Debug.Print x(0), x(1), x(2), x(3) 'りんご なし 柿 ぶどう
Erase x
Debug.Print x(0), x(1), x(2), x(3) '空白を出力
End Sub
固定配列の場合は、「Erase」を行うと、配列の中のデータはクリアされますが、配列の入れ物はそのまま残ります。
一方、動的配列の場合は、「Erase」を行うと、配列の入れ物ごと消去されます。
Sub 配列の削除2()
Dim namae() As String
ReDim namae(1 To 2)
namae(1) = "佐藤"
namae(2) = "鈴木"
Erase namae
Debug.Print namae(1) 'エラーになってストップ
End Sub
動的配列を「Erase」した場合は、再度「ReDim」して配列の個数を宣言するようにしてください。
8.まとめ
今回は、変数の宣言方法について書いてみましたが、かなり長くなったような気がします。
エクセルマクロの場合、変数を定義しなくてもマクロが動く場合もありますが、途中でエラーが起きやすくなりますので、必ず変数は使用する前に宣言をするようにしてください。
なお、変数宣言を忘れないために、VBEの設定を変更しておく方法があります。
VBEの画面のメニューから「ツール」⇒「オプション」として、出てくる画面の「編集タブ」の中に「変数の宣言を強制する」というチェックボックスがありますので、ここにチェックを入れてOKボタンを押します。
この設定にしておいてから、標準モジュールを追加すると、その宣言セクションに「Option Explicit」という1文が表示されてきます。
この宣言をしておくことで、変数宣言をしないで変数を使用した時に、警告が出てくるようになります。

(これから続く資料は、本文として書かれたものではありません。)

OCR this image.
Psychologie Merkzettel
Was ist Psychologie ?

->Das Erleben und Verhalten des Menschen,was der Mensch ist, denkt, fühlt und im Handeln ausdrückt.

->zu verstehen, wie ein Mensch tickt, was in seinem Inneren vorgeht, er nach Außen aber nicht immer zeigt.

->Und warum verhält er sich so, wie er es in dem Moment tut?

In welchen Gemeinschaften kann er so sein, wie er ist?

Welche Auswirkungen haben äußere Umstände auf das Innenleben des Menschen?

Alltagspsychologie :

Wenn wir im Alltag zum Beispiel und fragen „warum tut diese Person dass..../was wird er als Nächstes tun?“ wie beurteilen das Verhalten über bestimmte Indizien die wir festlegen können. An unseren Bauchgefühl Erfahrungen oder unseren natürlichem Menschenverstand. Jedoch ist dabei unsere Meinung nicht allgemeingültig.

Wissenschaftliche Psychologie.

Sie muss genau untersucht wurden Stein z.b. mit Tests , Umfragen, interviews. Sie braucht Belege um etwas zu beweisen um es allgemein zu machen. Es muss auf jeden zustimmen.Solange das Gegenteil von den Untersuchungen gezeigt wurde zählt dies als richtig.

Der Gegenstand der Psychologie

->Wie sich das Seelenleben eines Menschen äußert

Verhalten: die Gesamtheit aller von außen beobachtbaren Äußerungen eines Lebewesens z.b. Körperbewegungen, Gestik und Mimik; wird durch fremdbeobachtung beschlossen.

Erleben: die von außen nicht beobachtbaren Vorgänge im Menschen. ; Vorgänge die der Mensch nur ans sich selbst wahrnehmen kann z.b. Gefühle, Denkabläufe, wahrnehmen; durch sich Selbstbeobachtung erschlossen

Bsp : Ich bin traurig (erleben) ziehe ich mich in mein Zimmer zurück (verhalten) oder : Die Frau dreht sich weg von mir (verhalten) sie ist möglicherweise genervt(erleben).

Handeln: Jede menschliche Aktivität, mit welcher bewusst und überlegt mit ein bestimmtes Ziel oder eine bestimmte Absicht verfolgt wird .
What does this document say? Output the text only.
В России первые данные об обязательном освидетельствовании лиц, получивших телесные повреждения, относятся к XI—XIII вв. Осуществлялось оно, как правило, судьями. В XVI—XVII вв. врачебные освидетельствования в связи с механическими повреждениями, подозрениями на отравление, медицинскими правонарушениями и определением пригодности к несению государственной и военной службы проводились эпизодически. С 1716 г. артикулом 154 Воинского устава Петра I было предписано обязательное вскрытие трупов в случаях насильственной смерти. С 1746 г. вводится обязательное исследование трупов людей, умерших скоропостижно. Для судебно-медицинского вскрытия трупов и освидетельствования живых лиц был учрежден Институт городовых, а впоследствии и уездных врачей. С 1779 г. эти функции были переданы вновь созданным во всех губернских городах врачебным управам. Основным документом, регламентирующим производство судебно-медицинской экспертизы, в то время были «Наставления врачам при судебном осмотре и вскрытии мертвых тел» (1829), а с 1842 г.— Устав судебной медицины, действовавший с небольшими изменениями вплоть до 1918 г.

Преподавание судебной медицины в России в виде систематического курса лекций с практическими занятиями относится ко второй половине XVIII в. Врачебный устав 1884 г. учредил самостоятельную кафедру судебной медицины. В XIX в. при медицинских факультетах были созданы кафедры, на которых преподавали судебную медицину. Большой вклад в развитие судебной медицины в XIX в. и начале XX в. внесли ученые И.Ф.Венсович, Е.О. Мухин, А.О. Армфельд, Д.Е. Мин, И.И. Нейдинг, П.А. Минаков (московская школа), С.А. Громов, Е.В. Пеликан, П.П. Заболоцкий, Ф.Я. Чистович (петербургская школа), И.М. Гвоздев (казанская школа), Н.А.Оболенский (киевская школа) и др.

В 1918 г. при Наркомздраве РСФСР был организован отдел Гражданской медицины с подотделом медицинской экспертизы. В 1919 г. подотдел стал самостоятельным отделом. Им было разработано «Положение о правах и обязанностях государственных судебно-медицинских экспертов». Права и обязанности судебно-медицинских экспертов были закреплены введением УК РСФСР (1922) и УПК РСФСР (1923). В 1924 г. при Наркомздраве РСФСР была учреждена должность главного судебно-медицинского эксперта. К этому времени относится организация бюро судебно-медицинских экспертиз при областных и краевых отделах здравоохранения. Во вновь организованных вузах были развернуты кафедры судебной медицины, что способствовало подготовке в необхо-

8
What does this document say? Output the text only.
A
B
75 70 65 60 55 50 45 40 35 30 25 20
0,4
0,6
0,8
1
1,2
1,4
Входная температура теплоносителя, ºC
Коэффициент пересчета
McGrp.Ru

エクセルマクロでは、配列変数を使うと、マクロの速度も速くなって、効率的なプログラムを作ることができるようになります。
また、変数の型についても、しっかりと意識して宣言するようにしてください。特に数字の型については、正しく設定しないと異なる結果になるので注意してください。
次回のエクセルマクロは、繰り返しや条件分岐などを行う構文について説明する予定です。